#İŞBİRLİĞİ
Matthew J Costello, FPS hayranları için özellikle Doom 3 ve Rage ile ön plana çıkan bir isim. Tabii çok daha fazlası da var. Geçmişten günümüze kadar pek çok kitap ve oyun projesinde yer alan yazar, hiç azalmayan tutkusuyla yoluna devam ediyor!
Matthew J Costello önemli korku ve bilim kurgu yazarlarından. Daha çocuk yaştayken bir şeyler yazma ve yeni dünyalar oluşturma heyecanıyla tanışan yazar, kariyerinde The 7th Guest ve Doom 3 gibi önemli video oyun projelerinde de yer aldı. Son dönemde de Mydworth Mysteries kitap serisiyle gündemde. Costello, hâlâ yazmaktan büyük keyif alıyor, tıpkı eskisi gibi hâlâ bir şeyler yaratmanın heyecanını yaşıyor.

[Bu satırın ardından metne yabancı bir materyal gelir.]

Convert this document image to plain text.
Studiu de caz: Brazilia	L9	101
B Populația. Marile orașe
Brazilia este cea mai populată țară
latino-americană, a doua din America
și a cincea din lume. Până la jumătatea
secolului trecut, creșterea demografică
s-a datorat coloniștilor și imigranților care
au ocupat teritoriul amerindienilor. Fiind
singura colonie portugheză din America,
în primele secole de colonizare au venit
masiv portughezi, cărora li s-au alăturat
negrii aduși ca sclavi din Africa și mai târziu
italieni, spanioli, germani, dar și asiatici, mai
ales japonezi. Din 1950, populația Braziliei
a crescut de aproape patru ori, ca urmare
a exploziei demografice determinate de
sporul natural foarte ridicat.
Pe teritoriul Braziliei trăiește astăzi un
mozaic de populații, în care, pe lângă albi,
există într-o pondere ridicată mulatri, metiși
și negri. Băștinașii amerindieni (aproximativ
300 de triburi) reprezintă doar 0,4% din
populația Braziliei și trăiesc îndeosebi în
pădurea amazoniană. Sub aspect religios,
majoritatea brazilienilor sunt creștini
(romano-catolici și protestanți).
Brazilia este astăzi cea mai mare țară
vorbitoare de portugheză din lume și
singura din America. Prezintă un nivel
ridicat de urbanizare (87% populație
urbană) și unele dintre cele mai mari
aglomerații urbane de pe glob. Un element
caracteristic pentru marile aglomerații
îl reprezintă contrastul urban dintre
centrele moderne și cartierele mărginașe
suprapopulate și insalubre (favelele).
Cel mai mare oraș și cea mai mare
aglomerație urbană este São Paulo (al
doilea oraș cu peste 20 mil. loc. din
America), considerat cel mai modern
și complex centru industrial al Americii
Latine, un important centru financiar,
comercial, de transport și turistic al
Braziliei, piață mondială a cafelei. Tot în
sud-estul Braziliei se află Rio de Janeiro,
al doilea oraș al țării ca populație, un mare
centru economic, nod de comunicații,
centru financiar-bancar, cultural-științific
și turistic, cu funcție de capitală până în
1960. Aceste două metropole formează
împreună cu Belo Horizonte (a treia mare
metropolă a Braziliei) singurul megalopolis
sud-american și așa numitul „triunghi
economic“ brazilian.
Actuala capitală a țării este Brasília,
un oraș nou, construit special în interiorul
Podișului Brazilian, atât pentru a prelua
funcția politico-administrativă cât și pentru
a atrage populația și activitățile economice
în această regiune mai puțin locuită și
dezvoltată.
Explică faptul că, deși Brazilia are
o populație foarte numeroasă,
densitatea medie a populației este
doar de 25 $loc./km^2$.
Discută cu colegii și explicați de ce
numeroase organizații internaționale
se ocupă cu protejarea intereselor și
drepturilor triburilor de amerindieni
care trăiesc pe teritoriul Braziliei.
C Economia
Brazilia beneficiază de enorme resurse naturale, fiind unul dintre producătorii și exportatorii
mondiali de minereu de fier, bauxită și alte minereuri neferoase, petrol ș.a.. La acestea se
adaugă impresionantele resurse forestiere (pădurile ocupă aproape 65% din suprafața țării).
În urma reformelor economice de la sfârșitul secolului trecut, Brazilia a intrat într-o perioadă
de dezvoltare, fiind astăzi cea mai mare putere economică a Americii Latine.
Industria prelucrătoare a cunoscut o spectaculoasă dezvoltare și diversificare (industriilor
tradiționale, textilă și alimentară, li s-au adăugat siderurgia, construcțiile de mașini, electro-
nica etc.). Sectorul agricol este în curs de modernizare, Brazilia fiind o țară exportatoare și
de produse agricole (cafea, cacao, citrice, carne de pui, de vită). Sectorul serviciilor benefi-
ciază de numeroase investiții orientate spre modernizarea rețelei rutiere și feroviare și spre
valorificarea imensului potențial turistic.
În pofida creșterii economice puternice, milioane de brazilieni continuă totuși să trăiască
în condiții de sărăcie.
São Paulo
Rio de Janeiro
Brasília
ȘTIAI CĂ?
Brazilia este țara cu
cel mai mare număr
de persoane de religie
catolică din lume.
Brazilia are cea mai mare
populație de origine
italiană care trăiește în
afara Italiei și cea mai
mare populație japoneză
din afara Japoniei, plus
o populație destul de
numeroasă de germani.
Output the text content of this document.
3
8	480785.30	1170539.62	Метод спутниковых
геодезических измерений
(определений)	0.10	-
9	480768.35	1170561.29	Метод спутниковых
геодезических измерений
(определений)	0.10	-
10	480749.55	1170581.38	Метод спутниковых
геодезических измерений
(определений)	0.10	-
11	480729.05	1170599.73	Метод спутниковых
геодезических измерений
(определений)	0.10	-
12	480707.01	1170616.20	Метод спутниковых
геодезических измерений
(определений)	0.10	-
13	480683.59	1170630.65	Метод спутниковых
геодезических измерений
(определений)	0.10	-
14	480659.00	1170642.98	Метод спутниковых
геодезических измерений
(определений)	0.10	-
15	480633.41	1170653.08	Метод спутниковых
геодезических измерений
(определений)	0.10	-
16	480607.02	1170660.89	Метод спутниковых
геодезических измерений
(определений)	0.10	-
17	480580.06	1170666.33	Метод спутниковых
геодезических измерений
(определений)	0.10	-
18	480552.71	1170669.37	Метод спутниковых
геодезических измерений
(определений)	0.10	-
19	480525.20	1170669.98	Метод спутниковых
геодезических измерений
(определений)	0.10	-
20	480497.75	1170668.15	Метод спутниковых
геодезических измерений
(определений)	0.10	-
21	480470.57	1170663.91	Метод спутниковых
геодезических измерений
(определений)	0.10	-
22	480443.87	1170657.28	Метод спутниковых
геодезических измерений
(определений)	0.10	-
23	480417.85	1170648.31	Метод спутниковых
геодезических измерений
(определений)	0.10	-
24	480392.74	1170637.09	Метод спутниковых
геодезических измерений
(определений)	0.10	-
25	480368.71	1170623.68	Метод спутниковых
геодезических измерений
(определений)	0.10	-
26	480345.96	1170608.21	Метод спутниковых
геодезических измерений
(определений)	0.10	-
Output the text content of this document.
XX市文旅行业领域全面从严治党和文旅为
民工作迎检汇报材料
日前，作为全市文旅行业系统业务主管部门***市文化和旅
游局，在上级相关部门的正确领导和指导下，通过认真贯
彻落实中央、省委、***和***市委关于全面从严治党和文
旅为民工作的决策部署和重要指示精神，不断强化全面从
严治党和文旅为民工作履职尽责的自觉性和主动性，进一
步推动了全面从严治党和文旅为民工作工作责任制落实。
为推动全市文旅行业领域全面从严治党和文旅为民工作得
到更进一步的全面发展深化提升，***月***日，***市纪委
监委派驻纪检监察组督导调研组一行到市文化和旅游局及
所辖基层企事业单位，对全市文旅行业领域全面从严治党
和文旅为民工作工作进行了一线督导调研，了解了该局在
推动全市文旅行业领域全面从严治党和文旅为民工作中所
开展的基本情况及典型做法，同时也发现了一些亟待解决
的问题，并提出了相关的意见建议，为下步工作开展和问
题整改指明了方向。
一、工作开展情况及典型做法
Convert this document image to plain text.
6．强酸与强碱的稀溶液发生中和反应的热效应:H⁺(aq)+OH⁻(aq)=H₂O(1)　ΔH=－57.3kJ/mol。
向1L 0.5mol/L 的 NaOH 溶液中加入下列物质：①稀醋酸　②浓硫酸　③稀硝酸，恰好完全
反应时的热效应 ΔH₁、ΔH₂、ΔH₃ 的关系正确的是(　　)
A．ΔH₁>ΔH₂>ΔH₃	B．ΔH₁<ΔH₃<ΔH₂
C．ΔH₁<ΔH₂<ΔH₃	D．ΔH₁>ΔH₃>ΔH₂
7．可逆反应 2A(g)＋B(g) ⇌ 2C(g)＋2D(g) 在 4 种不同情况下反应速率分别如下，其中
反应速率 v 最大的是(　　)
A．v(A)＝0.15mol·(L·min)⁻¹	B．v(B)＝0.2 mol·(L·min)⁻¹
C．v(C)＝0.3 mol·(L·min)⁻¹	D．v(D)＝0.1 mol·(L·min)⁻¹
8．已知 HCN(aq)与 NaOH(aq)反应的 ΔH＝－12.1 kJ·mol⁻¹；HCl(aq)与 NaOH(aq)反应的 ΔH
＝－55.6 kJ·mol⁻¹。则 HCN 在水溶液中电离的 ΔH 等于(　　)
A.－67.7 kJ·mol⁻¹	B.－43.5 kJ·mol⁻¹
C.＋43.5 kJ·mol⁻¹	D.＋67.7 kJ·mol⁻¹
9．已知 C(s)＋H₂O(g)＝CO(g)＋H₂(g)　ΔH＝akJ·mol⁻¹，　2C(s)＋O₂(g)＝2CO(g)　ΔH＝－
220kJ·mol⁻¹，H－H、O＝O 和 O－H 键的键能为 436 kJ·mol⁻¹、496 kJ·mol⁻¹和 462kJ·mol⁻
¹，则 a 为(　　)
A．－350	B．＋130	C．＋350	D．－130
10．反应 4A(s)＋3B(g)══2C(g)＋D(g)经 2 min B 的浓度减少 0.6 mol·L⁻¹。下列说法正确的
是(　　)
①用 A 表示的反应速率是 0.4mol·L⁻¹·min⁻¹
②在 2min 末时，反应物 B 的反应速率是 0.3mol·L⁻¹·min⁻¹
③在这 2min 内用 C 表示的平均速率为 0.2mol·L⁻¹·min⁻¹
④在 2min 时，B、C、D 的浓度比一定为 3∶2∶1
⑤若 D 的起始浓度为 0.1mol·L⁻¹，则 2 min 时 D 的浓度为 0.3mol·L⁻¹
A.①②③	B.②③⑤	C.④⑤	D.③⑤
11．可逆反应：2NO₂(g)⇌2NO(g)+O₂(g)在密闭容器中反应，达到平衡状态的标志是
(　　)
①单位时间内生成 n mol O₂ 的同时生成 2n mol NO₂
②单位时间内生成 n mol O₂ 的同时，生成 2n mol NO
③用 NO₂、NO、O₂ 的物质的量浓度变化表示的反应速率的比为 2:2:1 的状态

O, hâlâ fiziksel kitabın sayfalarında kaybolmayı tercih edenlerden ve şu sıralar büyük bir oyun projesi üzerinde de çalışıyor. Ne olduğu hakkında ise henüz bilgi veremiyor.
Şimdi isterseniz ünlü yazarla yaptığımız röportajı sunalım sizlere!
–
Matthew J Costello olarak yıllar boyunca pek çok başarılı işe imza attınız ve dünya çapında pek çok okuyucunuz var. Ben de bir okuyucu olarak merak ediyorum da; kurgusal dünyalar hazırlamak, mevcutta olmayan bir şeyi ortaya çıkarmak nasıl hissettiriyor? Ve bu duygu, geçmişten günümüze değişim gösterdi mi sizde?
Matthew J Costello: Kurgusal dünyalar oluşturmanın bende hissettirdikleri, geçmişte nasılsa şimdi de öyle. Brooklyn’de büyümüş bir çocuk olarak filmleri, çizgi romanları ve tabii ki romanları hazırlayanları görüyordum. Bunlar, kurgusal şeylerdi ve bir şekilde hayata geçirilmiş işlerdi. Ben de bu kişilerden biri olmak istedim ve oldum da. Bu, harika hissettiriyor.
Bence heyecan faktörü, bazı insanların gözünü korkutabiliyor. Henüz ortada bir şey yokken, başlangıç aşamasında, kâğıtta henüz hiçbir şey yokken… Bir şeyler yaratmak, karakterler, dinamikler ve diğer şeyler… Gerçekten harika bir şey bu.
Çalışmaya değil de, oyun oynamaya benziyor daha çok. Sanki bir Sandbox tipte oyunun içinde olmak gibi. Bir şeyler hazırlamak bana her zaman zevk verdi ve çalışıyormuşum gibi hissettirmedi. Tabii işin tamamlanıp teslim edilme tarih aralığı çok kısa olmadığı sürece.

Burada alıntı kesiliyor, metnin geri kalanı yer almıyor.